Показано, что обучение с учителем (SFT) неэффективно для изучения самокоррекции и сталкивается с несоответствием между данными для обучения и ответами модели. Для решения этой проблемы предлагается двухэтапный подход, который сначала оптимизирует поведение самокоррекции, а затем использует дополнительное вознаграждение для усиления самокоррекции в процессе обучения. Этот метод полностью основан на данных, сгенерированных самой моделью.
При применении к моделям Gemini 1.0 Pro и 1.5 Flash достигается рекордная производительность по самокоррекции, улучшая базовые модели на 15.6% и 9.1% соответственно в тестах MATH и HumanEval.
Комплексная оценка квантованных LLM, настроенных на выполнение инструкций
В данной работе оценивается производительность LLM, обученных на выполнении инструкций, при различных методах квантования для моделей размером от 7B до 405B параметров.
Ключевые выводы (из статьи):
- Квантование большей модели LLM до аналогичного размера, как у меньшей FP16 LLM, обычно даёт лучшие результаты на большинстве тестов.
- Производительность значительно варьируется в зависимости от методов квантования, размера модели и глубины битности, причём методы, использующие квантование только весов, часто обеспечивают лучшие результаты для более крупных моделей.
- Сложность задачи не оказывает значительного влияния на снижение точности, вызванное квантованием.
Есть ли память у больших языковых моделей (LLM)
Судя по текущим результатам, LLM действительно демонстрируют наличие памяти. Так в чём же заключается механизм этой памяти?
В статье рассматриваются возможности памяти больших языковых моделей (LLM). Она использует Теорему универсальной аппроксимации (Universal Approximation Theorem) для объяснения механизма памяти LLM. Также предлагается новый подход к оценке производительности LLM, сравнивая емкости памяти различных моделей.

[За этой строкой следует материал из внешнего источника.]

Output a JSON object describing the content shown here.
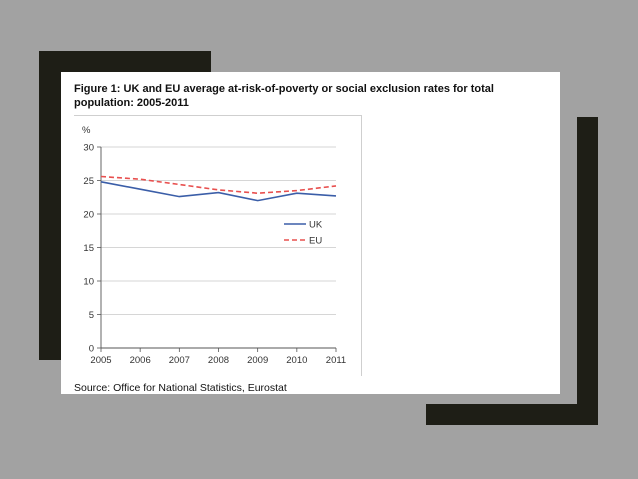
{
  "colors": {
    "page_background": "#a2a2a2",
    "frame_bars": "#1e1e16",
    "card": "#ffffff",
    "uk_line": "#3b5ea8",
    "eu_line": "#e8504f",
    "gridline": "#c8c8c8"
  },
  "figure": {
    "title": "Figure 1: UK and EU average at-risk-of-poverty or social exclusion rates for total population: 2005-2011",
    "source": "Source: Office for National Statistics, Eurostat"
  },
  "chart_data": {
    "type": "line",
    "title": "",
    "xlabel": "",
    "ylabel": "%",
    "x": [
      "2005",
      "2006",
      "2007",
      "2008",
      "2009",
      "2010",
      "2011"
    ],
    "yticks": [
      "0",
      "5",
      "10",
      "15",
      "20",
      "25",
      "30"
    ],
    "ylim": [
      0,
      30
    ],
    "grid": true,
    "legend_position": "right",
    "series": [
      {
        "name": "UK",
        "values": [
          24.8,
          23.7,
          22.6,
          23.2,
          22.0,
          23.1,
          22.7
        ],
        "style": "solid",
        "color": "#3b5ea8"
      },
      {
        "name": "EU",
        "values": [
          25.6,
          25.2,
          24.4,
          23.6,
          23.1,
          23.5,
          24.2
        ],
        "style": "dashed",
        "color": "#e8504f"
      }
    ]
  }
}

Архитектура Transformer функционирует как динамическая модель аппроксимации UAT, обладающая высокой способностью адаптивно подстраиваться под входные данные. В результате LLM способны вспоминать целый контент на основе минимальной информации на входе. Поскольку эта память может быть подтверждена только при активации входными данными, мы называем её «памятью Шрёдингера».
Logic-of-Thought для полного рассуждения в LLM
Предлагается новая техника подсказок под названием Logic-of-Thought (LoT), которая использует пропозициональную логику для генерации и добавления расширенной логической информации из контекста ввода.

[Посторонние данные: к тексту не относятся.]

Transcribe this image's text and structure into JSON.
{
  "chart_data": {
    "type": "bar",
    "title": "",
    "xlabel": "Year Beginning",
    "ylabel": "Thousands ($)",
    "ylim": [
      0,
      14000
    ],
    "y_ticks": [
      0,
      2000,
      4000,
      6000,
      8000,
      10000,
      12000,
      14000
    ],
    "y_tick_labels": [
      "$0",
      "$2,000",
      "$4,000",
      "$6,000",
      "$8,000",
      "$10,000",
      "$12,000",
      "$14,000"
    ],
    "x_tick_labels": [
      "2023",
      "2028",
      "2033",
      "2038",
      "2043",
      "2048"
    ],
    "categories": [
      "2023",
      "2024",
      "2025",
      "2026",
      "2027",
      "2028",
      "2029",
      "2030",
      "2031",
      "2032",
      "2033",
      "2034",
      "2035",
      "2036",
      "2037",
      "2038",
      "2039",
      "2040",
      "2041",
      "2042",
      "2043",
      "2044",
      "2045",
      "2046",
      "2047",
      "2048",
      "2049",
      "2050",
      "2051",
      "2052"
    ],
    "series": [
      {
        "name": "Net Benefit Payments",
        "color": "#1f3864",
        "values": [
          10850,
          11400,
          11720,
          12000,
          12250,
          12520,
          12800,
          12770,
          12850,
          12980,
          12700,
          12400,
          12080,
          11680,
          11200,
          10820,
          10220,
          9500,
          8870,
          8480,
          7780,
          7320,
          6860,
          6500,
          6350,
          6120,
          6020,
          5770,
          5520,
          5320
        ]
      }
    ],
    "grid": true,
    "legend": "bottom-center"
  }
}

LoT улучшает производительность Chain-of-Thought (CoT) на наборе данных ReClor на +4,35%. Также повышает эффективность CoT+SelfConsistency на LogiQA на +5% и улучшает результаты ToT на наборе данных ProofWriter на +8%.
Вывод
- Самокоррекция в LLM через обучение с подкреплением: Google Deepmind предложили инновационный подход для повышения способности больших языковых моделей (LLM) к самокоррекции, улучшив базовые модели Gemini на 15,6% и 9,1% в тестах MATH и HumanEval соответственно. Это показывает значительный потенциал использования генерации данных самой моделью в обучении LLM.
- Квантование LLM для выполнения инструкций: Было установлено, что методы квантования существенно влияют на производительность LLM, причем квантование больших моделей до меньших размеров (с использованием различных методов) может повысить их эффективность. Ключевое наблюдение – квантование моделей с большими параметрами (405B) часто дает лучшие результаты.

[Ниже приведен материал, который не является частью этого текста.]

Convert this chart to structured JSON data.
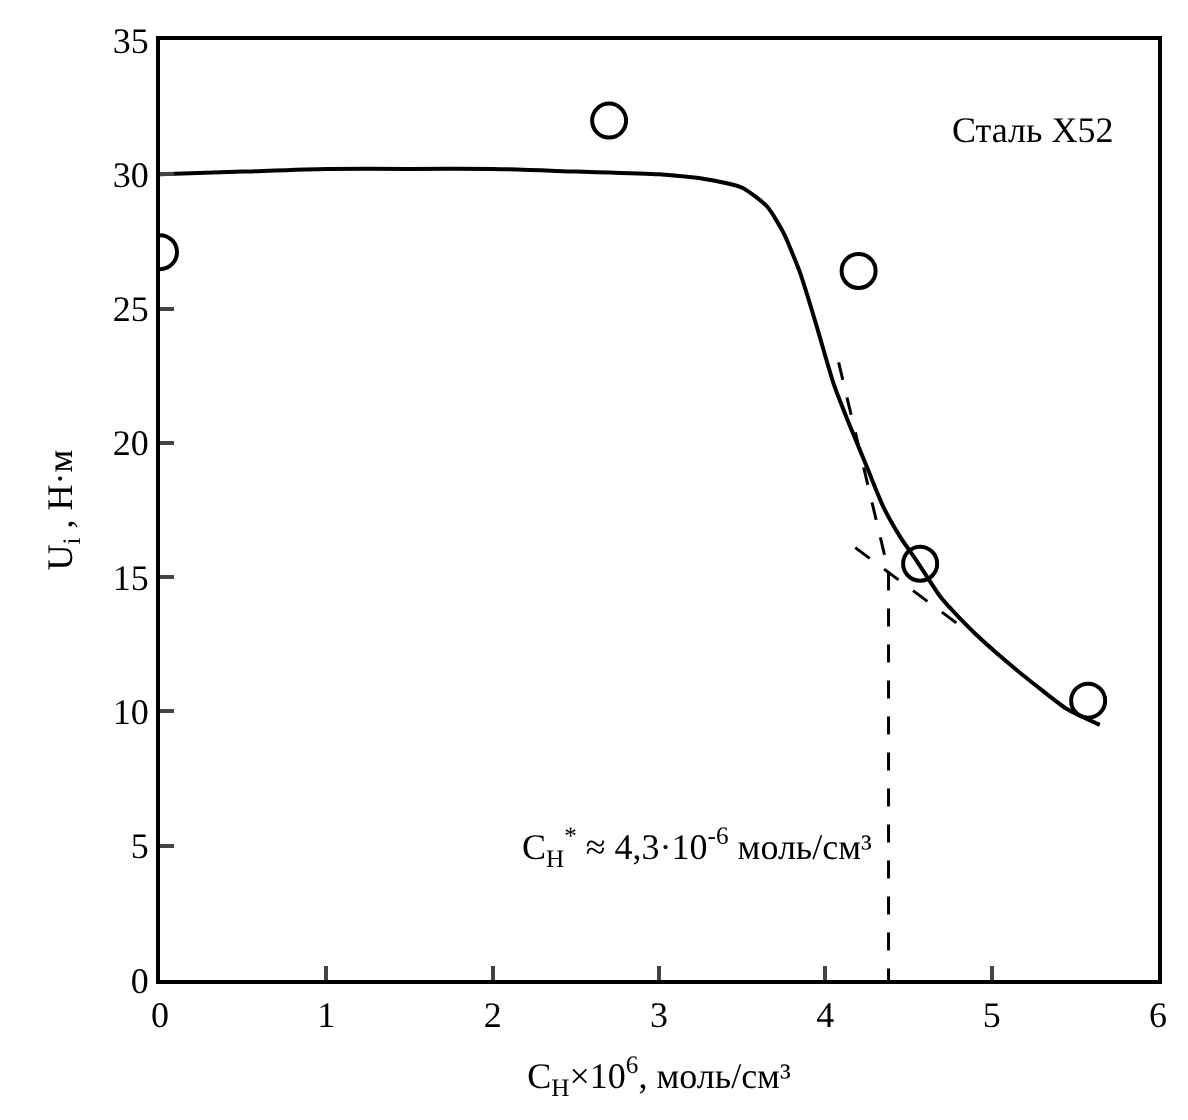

- Память в LLM: Было доказано, что LLM обладают памятью, а архитектура Transformer выполняет функцию аппроксимации входных данных, демонстрируя «память Шрёдингера», которая активируется входными данными.
- Logic-of-Thought для улучшения рассуждений LLM: Новый подход Logic-of-Thought (LoT) показал значительное улучшение производительности LLM на задачах логического рассуждения, в частности, на наборах данных ReClor, LogiQA и ProofWriter, что подтверждает эффективность использования логических структур для повышения производительности моделей.
В совокупности, данные исследования подчеркивают важность адаптации существующих моделей LLM и внедрения новых подходов для их улучшения в задачах самокоррекции, квантования, памяти и логического рассуждения.